Nevertheless, these episodes of war must not blind us to the future. Our team remains convinced that they are a tragic and inevitable stage in the much-needed resolution of conflicts that have lasted several decades. They will be followed, sooner or later, by the establishment of a new system that better reflects today’s multipolar world. And as long as the majority of the world’s states are not formally involved in a world war, one could almost say that humanity is not doing so badly.
These yet-to-be-invented features of a multipolar international political system have given us food for thought. What better ways of communicating will we be able to invent? To find some answers, we looked at the future of international languages, still largely dominated by English (or should we say Globish), and in particular that of the French-speaking world (see our article: The future of the French language: a collective responsibility that goes beyond the borders of the French-speaking world). The importance of mastering foreign languages, in order to be able to interact with the rest of the world and above all to understand its complexity, cannot be overlooked by political leaders, nor can it be eclipsed by technological progress (this is the point of view we share, defended by our reader Sven Franck (see the article “If technology replaces translation, it must not replace the need to learn foreign languages”).

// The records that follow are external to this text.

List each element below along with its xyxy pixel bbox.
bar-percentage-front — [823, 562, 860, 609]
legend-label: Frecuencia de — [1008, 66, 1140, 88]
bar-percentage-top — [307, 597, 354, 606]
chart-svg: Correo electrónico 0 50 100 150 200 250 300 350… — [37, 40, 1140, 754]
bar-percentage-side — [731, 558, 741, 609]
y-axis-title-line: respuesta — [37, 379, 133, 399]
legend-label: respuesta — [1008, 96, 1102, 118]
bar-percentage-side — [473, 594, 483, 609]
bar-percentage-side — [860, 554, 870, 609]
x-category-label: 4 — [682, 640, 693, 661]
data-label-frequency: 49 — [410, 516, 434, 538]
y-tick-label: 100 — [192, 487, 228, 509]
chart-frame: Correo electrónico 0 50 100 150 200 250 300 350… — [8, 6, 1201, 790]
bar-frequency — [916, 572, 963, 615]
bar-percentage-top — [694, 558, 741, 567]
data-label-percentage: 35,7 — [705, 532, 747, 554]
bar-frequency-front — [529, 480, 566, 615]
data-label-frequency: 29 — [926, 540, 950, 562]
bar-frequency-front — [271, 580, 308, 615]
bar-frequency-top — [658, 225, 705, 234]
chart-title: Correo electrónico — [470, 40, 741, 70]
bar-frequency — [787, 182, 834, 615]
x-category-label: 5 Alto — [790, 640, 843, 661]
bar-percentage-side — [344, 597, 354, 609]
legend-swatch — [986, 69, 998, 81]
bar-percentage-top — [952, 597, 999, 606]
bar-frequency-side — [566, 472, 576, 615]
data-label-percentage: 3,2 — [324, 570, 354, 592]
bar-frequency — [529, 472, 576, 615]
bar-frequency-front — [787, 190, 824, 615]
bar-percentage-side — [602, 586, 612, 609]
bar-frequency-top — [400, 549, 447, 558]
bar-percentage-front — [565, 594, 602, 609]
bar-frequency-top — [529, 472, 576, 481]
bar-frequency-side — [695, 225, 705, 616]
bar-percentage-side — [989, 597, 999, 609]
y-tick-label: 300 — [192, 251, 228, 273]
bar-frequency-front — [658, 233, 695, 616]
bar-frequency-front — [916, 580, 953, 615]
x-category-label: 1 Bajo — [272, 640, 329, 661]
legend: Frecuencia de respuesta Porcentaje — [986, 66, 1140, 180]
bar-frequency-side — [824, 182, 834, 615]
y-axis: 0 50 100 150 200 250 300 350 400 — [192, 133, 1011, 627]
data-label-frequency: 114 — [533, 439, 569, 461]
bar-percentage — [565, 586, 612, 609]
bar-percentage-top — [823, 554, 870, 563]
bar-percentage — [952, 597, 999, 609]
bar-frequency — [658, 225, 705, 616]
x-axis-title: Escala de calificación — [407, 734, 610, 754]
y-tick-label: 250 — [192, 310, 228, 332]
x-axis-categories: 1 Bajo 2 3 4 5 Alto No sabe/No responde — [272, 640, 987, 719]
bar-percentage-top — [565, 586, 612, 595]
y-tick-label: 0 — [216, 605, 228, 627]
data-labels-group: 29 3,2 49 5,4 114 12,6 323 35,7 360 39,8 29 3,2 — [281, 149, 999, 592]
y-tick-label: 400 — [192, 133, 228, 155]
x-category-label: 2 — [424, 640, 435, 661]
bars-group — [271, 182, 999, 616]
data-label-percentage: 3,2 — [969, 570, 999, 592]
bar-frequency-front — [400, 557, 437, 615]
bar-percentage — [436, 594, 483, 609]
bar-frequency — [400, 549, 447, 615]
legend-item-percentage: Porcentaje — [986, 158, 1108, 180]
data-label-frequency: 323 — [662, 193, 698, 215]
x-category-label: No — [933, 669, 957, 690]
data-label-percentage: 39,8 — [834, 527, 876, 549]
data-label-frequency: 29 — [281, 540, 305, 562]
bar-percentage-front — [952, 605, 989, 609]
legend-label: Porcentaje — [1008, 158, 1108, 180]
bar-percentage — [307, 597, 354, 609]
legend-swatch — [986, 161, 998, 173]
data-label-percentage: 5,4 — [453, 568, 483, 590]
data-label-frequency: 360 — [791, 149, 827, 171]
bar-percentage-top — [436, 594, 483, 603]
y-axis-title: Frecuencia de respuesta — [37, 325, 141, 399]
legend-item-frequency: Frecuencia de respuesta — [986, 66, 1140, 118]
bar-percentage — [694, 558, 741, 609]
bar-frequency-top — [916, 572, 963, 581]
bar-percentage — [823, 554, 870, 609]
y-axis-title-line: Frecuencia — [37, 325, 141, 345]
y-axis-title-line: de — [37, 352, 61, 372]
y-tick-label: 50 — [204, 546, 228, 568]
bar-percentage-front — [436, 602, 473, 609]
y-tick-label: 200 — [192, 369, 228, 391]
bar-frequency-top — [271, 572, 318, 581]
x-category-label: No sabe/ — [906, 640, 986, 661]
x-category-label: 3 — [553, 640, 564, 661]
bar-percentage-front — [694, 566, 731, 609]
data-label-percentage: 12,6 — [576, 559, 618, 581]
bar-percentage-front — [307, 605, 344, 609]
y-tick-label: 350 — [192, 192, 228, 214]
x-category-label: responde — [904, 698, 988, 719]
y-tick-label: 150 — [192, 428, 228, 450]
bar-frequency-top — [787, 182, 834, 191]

Finally, these political and strategic developments should not blind us to the evolution of our economic system, which is undergoing a transformation, weaning itself from its debt infusion (see our section: trends, investments and recommendations) and reaching the limits of its expansion in an environment whose finitudes are as frustrating as they are relentless (see our article Green Ecosystems: Approaching the point of no return in the global forest crisis).
In the darkest of times, it is essential to rationalise our approach to the future, lest we be overwhelmed by emotions that are, in fact, entirely justified. This imperative underpins each of our projects, and we are proud to share them with you.